When the existing workers close their listeners, they simply stop accepting new
connections, but allow any current operations run to completion. Once the
existing operations have completed the worker is free to exit cleanly.
The main process inside of a Docker container is responsible for behaving like an init process. To help with this and other responsibilities, Joyent has developed ContainerPilot. ContainerPilot uses a configuration file to indicate which processes it needs to start and at what frequency. This works well for Node.js applications, where there is a main process and other processes that are required to setup configuration and cleanup operations. Please refer to the nodejs-example project for an example of how to use ContainerPilot with a set of Node.js service containers.
Once your application is deployed on your server you will need a way to run it and to make sure it stays running. Enter the Service Management Facility: a framework for supervising your application. SMF is designed to ensure that your application is started only after other services that it depends on, and that if your application stops running it is immediately restarted.
SMF is feature-rich, including safeguards against your application failing too
quickly due to configuration problems or other failures that require operator
intervention to fix. Every SMF service has a log file that captures
console.error output from your application, as well as the
times of service failures and restarts. You can easily query the status of
your service with a simple command-line tool,
including a list of process IDs for your running node processes without needing
to mess around with pid files.
Services are defined and configured with a straightforward XML format; an example for use with your Node application can be found in this repository. There is also a simple, JSON-based SMF configuration tool called smfgen which will work with many Node applications, without the need to write or edit any XML.
After you've modified the template to match your running user and the
filesystem paths to point to where you've deployed your application, import the
service into SMF:
svccfg import nodeapp-manifest.xml. Once your manifest has
been successfully imported, you can perform various actions:
svcadm enable nodeapp
svcadm disable nodeapp
svcs -L nodeapp
svcs -p nodeapp
It's important to consider your dependency tree when preparing to deploy your Node application. NPM is a fast-paced and growing community. Module authors are constantly improving their modules and publishing new versions, and their dependent modules are being updated just as quickly. This moving target can complicate your deployment if module versions and behaviors change subtlely between development and deployment, or even from one deploy to deploy in a scaled environment.

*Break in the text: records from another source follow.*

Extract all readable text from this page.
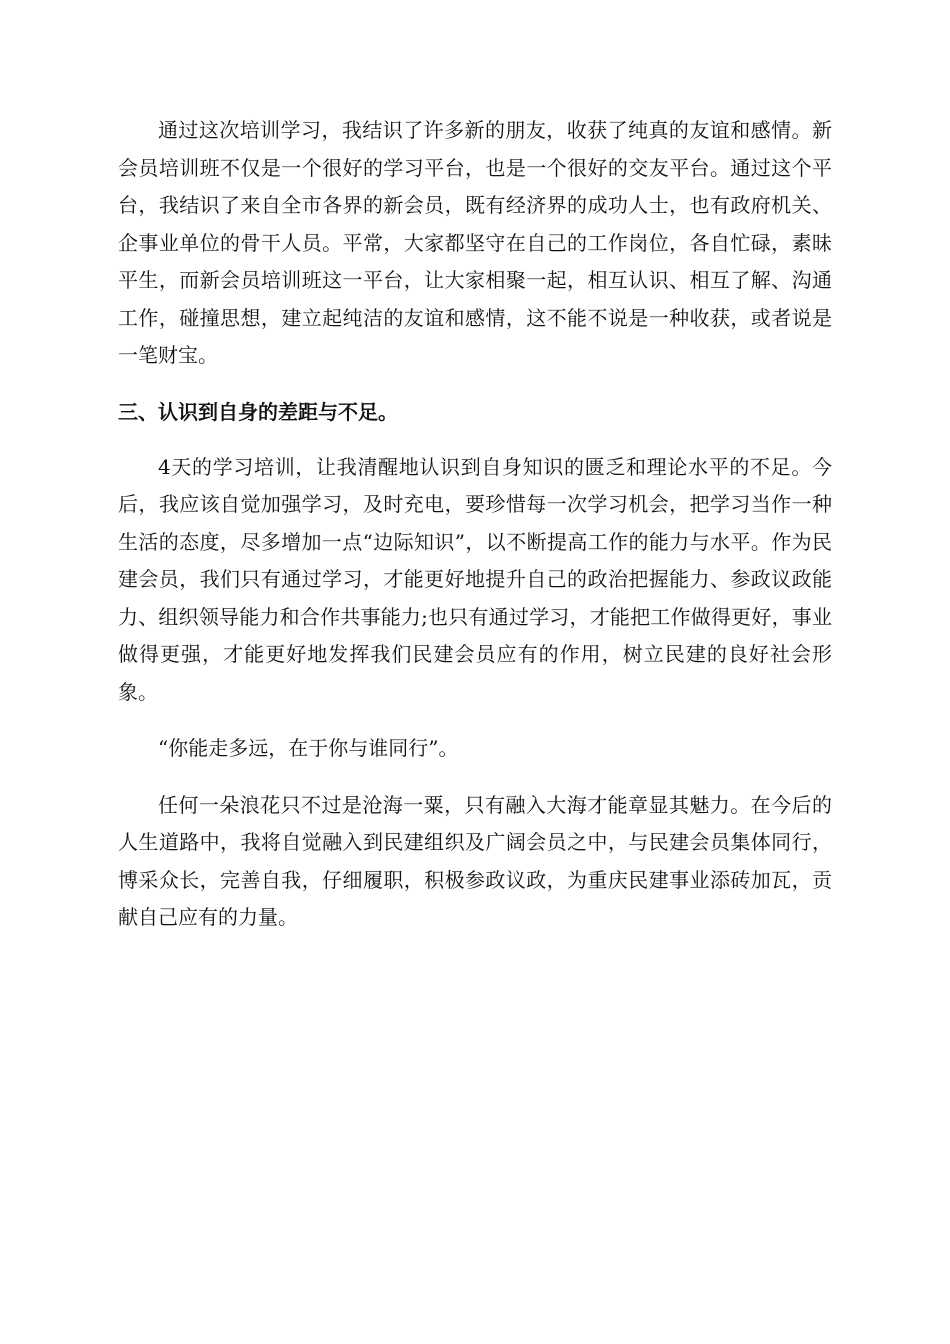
通过这次培训学习，我结识了许多新的朋友，收获了纯真的友谊和感情。新会员培训班不仅是一个很好的学习平台，也是一个很好的交友平台。通过这个平台，我结识了来自全市各界的新会员，既有经济界的成功人士，也有政府机关、企事业单位的骨干人员。平常，大家都坚守在自己的工作岗位，各自忙碌，素昧平生，而新会员培训班这一平台，让大家相聚一起，相互认识、相互了解、沟通工作，碰撞思想，建立起纯洁的友谊和感情，这不能不说是一种收获，或者说是一笔财宝。

三、认识到自身的差距与不足。

4天的学习培训，让我清醒地认识到自身知识的匮乏和理论水平的不足。今后，我应该自觉加强学习，及时充电，要珍惜每一次学习机会，把学习当作一种生活的态度，尽多增加一点“边际知识”，以不断提高工作的能力与水平。作为民建会员，我们只有通过学习，才能更好地提升自己的政治把握能力、参政议政能力、组织领导能力和合作共事能力;也只有通过学习，才能把工作做得更好，事业做得更强，才能更好地发挥我们民建会员应有的作用，树立民建的良好社会形象。

“你能走多远，在于你与谁同行”。

任何一朵浪花只不过是沧海一粟，只有融入大海才能章显其魅力。在今后的人生道路中，我将自觉融入到民建组织及广阔会员之中，与民建会员集体同行，博采众长，完善自我，仔细履职，积极参政议政，为重庆民建事业添砖加瓦，贡献自己应有的力量。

While it's possible for you to cache your
node_modules directory for reuse
during deployment, it may not always be ideal. You may develop in a different
environment from your deployment. If you are in a heterogenous environment any
modules that depend on a binary dependency will likely break since those
modules are platform-specific. Also, depending on the size and kind of
deployment it may not be feasible to store the various different combinations
of modules required for your environments.

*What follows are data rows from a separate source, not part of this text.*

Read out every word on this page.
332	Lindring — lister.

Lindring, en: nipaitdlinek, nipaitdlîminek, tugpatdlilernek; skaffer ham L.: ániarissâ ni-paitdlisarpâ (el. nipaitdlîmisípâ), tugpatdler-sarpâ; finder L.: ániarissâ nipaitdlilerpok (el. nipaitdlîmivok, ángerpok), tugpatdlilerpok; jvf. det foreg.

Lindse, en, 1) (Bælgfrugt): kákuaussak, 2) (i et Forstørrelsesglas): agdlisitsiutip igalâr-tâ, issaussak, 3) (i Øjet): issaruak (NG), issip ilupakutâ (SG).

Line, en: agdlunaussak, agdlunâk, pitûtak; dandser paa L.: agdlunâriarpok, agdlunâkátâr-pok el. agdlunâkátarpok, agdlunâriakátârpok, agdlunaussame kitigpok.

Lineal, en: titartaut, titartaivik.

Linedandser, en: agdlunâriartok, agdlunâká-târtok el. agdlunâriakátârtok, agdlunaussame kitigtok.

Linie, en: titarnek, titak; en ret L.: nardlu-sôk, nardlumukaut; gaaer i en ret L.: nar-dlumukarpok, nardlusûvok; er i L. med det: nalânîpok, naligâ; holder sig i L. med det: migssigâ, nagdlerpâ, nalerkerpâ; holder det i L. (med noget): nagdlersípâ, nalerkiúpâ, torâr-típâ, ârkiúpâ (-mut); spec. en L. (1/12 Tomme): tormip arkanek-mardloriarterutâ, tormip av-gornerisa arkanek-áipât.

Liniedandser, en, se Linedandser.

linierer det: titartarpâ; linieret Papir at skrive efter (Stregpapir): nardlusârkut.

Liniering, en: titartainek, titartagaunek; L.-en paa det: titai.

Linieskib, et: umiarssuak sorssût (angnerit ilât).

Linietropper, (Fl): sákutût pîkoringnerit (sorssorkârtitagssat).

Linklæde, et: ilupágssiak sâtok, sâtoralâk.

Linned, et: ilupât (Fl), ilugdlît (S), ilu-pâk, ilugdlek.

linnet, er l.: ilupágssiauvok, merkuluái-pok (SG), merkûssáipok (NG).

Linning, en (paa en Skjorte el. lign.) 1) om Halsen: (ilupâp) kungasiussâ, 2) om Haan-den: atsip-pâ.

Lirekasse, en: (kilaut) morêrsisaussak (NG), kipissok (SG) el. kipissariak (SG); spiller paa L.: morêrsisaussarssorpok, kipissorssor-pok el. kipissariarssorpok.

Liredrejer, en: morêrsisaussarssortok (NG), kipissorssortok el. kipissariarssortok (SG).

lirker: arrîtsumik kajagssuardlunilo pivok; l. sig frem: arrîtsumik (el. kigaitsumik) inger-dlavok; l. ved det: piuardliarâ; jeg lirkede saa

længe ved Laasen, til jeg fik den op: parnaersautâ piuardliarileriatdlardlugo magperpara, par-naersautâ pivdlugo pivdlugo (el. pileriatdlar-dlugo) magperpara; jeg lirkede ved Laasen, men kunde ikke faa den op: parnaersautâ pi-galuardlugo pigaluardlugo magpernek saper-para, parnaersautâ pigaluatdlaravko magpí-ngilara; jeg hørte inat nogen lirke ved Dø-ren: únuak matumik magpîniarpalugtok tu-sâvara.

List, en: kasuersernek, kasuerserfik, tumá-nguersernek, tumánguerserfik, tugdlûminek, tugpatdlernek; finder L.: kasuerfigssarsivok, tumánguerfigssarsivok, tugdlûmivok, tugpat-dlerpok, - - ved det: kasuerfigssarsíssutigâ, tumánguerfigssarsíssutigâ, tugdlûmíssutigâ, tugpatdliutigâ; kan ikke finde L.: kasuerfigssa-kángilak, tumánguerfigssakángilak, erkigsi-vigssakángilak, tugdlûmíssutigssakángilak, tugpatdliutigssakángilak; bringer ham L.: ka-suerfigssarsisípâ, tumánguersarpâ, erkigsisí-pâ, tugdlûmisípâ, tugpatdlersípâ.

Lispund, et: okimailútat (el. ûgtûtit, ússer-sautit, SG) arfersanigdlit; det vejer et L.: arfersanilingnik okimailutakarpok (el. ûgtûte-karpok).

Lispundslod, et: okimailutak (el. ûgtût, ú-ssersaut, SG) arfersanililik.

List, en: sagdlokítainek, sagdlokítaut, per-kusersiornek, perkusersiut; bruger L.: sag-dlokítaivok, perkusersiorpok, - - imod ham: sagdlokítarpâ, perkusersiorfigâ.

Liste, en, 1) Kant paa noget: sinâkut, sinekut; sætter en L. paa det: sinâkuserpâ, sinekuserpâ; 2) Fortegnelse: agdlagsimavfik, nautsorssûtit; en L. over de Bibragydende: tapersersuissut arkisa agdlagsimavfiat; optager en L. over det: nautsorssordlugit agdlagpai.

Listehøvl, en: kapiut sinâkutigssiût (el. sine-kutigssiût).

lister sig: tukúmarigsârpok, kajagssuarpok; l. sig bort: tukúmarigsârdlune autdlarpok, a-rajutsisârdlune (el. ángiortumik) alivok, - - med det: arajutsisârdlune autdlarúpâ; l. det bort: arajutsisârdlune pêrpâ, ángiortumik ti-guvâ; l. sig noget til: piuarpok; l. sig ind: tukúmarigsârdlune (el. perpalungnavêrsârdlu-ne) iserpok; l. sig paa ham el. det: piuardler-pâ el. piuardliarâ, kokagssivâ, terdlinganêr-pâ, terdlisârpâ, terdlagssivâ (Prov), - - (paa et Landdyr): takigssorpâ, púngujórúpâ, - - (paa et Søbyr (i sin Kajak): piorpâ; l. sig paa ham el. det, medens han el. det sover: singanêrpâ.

To handle these scenarios during deployment, use npm
shrinkwrap. Shrinkwrap makes sure to
walk the dependency tree and, at each level, record the module, its version,
the module's dependencies and their versions. The results are then written to
npm-shrinkwrap.json which can safely be checked into your source control.
When you deploy your application with this file in the same directory as your
package.json, npm will then go and fetch the exact version requirements that
were available at the time you created the shrinkwrap file.